Mechanical and Aerospace Engineering

T-Th 10-11:50
Professor Modera – 4 Units
Prerequisite: EME 106
Lecture: 4 hours. Introduction to basic mechanisms and processes associated with heating, cooling and ventilating (HVAC),
including equipment and systems used for HVAC in residential and commercial buildings.

MAE 216: Thermodynamics

Mechanical and Aerospace Engineering

MW, 2:10-4
Professor Shaw -4 Units
Prerequisite: Engineering 105 (Thermodynamics)
Lecture: 3 hours.  Discussion:  1 hours.  Study of topics important to energy conversion systems, propulsion and other systems using high temperature gases. Classical thermodynamics and quantum statistical mechanics of nonreacting and chemically reacting gases, gas mixtures, and other substances.

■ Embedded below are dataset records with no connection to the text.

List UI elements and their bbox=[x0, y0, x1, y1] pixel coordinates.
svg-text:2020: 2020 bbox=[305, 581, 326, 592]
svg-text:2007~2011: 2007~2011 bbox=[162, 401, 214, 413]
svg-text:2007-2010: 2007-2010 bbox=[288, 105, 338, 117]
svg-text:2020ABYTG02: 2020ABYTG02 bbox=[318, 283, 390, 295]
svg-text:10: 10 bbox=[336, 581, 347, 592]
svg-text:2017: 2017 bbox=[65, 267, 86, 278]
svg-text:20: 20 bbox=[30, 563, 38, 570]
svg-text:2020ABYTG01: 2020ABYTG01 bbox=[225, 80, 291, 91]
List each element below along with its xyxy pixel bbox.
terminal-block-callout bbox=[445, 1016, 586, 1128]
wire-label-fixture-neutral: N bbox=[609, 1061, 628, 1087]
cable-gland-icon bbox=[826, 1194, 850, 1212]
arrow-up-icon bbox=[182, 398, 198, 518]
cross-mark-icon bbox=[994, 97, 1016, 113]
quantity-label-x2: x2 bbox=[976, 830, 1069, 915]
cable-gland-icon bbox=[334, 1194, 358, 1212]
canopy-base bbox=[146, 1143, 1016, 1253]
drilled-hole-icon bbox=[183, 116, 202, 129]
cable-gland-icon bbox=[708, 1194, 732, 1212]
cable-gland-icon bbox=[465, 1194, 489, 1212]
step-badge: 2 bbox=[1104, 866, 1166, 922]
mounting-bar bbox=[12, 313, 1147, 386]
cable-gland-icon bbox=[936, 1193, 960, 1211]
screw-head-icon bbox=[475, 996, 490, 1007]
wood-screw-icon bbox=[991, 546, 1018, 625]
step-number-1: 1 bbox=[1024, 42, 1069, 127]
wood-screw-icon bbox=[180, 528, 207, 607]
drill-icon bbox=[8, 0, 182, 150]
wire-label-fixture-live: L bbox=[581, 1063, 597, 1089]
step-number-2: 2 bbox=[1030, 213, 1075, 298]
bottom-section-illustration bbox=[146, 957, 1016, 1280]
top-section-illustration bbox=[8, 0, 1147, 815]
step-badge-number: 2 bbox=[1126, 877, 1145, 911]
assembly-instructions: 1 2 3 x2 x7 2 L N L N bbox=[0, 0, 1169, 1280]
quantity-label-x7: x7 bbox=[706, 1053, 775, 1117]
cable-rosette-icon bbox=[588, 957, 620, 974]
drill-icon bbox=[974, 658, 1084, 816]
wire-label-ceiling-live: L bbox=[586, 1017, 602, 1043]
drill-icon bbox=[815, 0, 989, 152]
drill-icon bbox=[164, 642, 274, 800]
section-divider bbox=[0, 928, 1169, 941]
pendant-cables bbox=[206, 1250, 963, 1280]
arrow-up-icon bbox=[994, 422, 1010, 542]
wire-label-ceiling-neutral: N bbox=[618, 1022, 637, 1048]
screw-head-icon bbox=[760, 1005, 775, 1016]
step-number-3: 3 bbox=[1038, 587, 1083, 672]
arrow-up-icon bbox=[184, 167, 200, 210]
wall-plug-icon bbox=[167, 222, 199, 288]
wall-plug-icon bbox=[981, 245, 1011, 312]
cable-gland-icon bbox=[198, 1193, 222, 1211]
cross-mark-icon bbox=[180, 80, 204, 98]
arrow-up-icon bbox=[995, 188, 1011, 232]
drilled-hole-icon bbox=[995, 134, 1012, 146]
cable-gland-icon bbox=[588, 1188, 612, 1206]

MAE 223: Multibody Dynamics

Mechanical and Aerospace Engineering

M-W, 10-12
Professor Ravani – 4 Units
Prerequisite: Engineering 102 (Dynamics).
Lecture: 4 hours. Coupled rigid-body kinematics/dynamics; reference frames; vector differentiation; configuration and motion constraints; holonomicity; generalized speeds; partial velocities; mass; inertia tensor/theorems; angular momentum; generalized forces; comparing Newton/Euler, Lagrange’s, Kane’s methods; computer-aided equation derivation; orientation; Euler; Rodrigues parameters. (Same course as Biomedical
Engineering 223.)

MAE 238: Advanced Aerodynamic Design and Optimization

Mechanical and Aerospace Engineering

MWF, 12:10-1
Professor Van Dam -4 Units
Prerequisite: Consent of Instructor.
Lecture: 3 hours.  Discussion:  1 hour.  Application of aerodynamic theory to obtain optimum aerodynamic shapes. Both analytic solutions and solutions obtained with numerical optimization techniques will be examined. Includes introduction to the calculus of variations and numerical optimization techniques.

MAT 128B: Numerical Analysis


MWF, 11-11:50
Professor Cheer – 4 Units
Prerequisite: Computer Science Engineering 30 (Programming and Problem Solving) or equivalent; courses 21C (Calculus); 22A (Linear Algebra) or 67 (Modern Linear Algebra)
Lecture: 3 hours; project.  Solution of nonlinear equations and nonlinear systems. Minimization of functions of several variables. Simultaneous linear equations. Eigenvalue problems. Linear programming. Programming in language such as Pascal, Fortran, or BASIC required.